It’s a scientific conundrum with huge implications for our future: How will our planet react to the increasing levels of carbon dioxide in the atmosphere?
That seemingly simple question is particularly tricky because carbon – an essential building block for life on Earth – does not stay in one place or take only one form. Carbon in its many forms, both from natural and human-caused sources, moves within and among the atmosphere, the ocean and land as our living planet breathes. To track and inventory carbon and unravel the many intricate processes that cause it to morph across the planet is an epic challenge.
And that’s where NASA comes in.
The agency is a trailblazer in using space-based and airborne sensors to observe and quantify carbon in the atmosphere and throughout the land and ocean, working with many U.S. and international partners.
For more than two decades, NASA has used the vantage point of space to tackle the carbon puzzle one piece at a time. The agency has invested hundreds of millions of dollars in the tools needed to get the job done, from building and launching spacecraft and developing new instruments and integrated datasets to funding basic research, field work, and computer modeling. And that investment continues today.
Several NASA spacecraft currently collect global observations used to track different forms of carbon that scientists use in the broad field called carbon cycle science, which includes greenhouse gases like carbon dioxide and methane.
NASA’s newest carbon-observing mission in orbit, launched in 2014, is the Orbiting Carbon Observatory-2 (OCO-2), which is making unprecedented, accurate global measurements of carbon dioxide levels in the atmosphere and providing unique information on the natural processes controlling carbon exchange between land and air and between the atmosphere and ocean. OCO-2 data have allowed scientists to study in detail how shifts in rainfall alter the amount of carbon stored or released by vegetation and how changes in ocean temperature affect ocean water’s ability to absorb carbon dioxide.
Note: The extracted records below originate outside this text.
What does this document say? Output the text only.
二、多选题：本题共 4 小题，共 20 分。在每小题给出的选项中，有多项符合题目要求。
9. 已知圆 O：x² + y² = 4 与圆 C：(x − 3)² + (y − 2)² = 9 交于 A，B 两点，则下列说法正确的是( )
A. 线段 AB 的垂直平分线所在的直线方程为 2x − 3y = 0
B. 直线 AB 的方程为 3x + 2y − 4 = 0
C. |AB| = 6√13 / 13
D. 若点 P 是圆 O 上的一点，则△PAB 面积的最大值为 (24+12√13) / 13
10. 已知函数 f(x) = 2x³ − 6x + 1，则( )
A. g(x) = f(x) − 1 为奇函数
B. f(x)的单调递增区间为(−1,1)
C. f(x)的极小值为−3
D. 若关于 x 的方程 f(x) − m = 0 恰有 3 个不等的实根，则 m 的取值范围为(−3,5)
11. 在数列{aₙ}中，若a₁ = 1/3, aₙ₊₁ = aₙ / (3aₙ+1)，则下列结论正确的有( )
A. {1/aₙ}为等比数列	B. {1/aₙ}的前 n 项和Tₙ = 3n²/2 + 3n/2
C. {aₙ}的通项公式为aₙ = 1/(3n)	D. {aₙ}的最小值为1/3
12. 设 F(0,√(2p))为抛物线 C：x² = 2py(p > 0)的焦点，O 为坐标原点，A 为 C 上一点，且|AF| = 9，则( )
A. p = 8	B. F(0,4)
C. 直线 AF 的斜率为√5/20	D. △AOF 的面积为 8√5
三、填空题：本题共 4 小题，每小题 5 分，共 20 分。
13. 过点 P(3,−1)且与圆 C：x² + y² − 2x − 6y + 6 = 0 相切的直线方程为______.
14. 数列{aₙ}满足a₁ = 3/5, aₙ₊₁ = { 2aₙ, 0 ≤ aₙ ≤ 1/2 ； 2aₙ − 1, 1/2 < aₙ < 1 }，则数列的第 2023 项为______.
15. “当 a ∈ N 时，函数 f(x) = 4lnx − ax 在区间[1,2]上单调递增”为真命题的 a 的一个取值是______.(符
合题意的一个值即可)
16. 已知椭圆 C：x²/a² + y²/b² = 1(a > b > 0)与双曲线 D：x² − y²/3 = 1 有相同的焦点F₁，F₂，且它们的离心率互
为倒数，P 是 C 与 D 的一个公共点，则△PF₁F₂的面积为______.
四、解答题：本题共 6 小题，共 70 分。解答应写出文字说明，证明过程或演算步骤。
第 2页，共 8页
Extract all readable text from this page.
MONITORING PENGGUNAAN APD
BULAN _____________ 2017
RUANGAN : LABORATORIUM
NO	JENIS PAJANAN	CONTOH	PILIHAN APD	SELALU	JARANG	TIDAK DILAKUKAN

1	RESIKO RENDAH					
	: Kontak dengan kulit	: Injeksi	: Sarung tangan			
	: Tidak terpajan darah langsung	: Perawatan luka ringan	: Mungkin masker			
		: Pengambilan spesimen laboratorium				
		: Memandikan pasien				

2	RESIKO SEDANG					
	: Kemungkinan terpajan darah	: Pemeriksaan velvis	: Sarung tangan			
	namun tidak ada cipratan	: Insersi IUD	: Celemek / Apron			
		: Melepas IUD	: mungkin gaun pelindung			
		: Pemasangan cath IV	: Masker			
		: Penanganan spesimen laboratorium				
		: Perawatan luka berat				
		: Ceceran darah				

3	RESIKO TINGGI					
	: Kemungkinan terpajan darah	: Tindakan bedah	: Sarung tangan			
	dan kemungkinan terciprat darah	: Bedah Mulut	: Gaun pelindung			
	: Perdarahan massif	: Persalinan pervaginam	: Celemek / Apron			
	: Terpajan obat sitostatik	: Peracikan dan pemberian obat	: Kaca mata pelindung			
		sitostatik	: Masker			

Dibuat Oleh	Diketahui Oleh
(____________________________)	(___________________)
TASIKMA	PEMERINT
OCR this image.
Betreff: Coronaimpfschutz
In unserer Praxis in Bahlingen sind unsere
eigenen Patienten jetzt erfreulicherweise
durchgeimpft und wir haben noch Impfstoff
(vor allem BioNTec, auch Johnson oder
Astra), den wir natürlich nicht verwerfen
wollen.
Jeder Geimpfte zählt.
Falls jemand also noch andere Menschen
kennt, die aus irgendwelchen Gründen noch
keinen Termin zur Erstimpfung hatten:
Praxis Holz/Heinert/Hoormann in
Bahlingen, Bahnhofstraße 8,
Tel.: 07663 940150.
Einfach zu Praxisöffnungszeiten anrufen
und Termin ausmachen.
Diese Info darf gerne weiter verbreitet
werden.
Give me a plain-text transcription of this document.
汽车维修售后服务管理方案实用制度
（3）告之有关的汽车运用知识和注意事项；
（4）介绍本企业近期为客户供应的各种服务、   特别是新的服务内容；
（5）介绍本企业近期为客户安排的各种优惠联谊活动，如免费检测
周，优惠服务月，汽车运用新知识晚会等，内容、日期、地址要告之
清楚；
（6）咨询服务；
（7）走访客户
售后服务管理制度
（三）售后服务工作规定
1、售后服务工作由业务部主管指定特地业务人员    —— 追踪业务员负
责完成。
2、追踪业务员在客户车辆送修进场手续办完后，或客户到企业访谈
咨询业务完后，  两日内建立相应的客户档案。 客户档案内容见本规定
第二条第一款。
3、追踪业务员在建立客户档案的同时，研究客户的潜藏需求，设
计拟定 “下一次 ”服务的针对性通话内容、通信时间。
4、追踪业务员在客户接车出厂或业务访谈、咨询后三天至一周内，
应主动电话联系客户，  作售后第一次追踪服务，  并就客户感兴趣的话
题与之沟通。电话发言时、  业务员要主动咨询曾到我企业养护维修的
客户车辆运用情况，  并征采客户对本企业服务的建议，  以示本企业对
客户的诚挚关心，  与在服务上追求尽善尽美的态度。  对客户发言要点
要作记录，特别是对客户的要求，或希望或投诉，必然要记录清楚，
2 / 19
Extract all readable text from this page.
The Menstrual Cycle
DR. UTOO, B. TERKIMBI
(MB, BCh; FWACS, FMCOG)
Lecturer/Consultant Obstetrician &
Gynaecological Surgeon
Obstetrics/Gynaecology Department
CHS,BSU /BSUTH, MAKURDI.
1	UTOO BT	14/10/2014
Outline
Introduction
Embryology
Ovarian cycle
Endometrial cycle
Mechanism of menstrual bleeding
NASA supports a variety of carbon-related research programs totaling about $100 million a year that delve into the physical and biological processes controlling the ways our planet’s changing environment influences – and is influenced by – life on Earth.
NASA-funded research in terrestrial ecology, for example, studies how changes in ecosystem structure and function influence the regional and global carbon cycles. NASA is funding a multi-year field campaign in Alaska and northwest Canada called ABoVE (the Arctic-Boreal Vulnerability Experiment) that is investigating how changes in Arctic permafrost and ecosystems in a warming climate result in changes to the balance of carbon moving between the atmosphere and land.
Research efforts underway in ocean biology and biogeochemistry focus on understanding and predicting the biological, ecological, and biogeochemical changes in the upper ocean. Since ocean ecosystems play a major role in Earth’s carbon cycle, it’s essential to better understand and quantify the mechanisms of carbon flow and their interaction with local ecosystems.
This August NASA embarks on an oceanographic expedition to the northeast Pacific called EXPORTS (the Export Processes in the Ocean from Remote Sensing study) that will help scientists develop the capability to better predict how carbon in the ocean moves, which could change as Earth’s climate changes. The National Science Foundation is a co-sponsor of the expedition.
Just as basic research into Earth’s carbon cycle continues to be a robust activity at NASA, so is the development of new space-based tools for carbon monitoring. Several are now nearing launch and in development.
ECOSTRESS (the ECOsystem Spaceborne Thermal Radiometer Experiment on Space Station), slated to launch this summer to the International Space Station, will make the first-ever measurements of plant water use and vegetation stress on land. These data are expected to provide key insights into how plants link Earth’s global carbon cycle with its water cycle.
Later this year ECOSTRESS will be joined on the space station by GEDI, the Global Ecosystem Dynamics Investigation. GEDI will use a spaceborne laser to precisely measure the height of the vegetation canopy in forested regions of the world to help estimate how much carbon is locked up in forests and how that quantity changes over time.
In early 2019, the OCO-3 instrument is scheduled to launch to the space station to complement OCO-2 observations and allow scientists to probe the daily cycle of carbon dioxide exchange processes over much of the Earth.
And still in the early stages of development is the Geostationary Carbon Cycle Observatory (GeoCarb) mission, planned to launch in the early 2020s. GeoCarb will pioneer the quantification and monitoring of the carbon stocks of North, Central and South America from geostationary orbit. The NASA instrument, to be launched on a commercial communications satellite, will collect 10 million observations a day of carbon dioxide, methane, and carbon monoxide.
NASA’s full-court press on carbon cycle science and the development of new carbon-monitoring tools is expected to remain a top priority for years to come.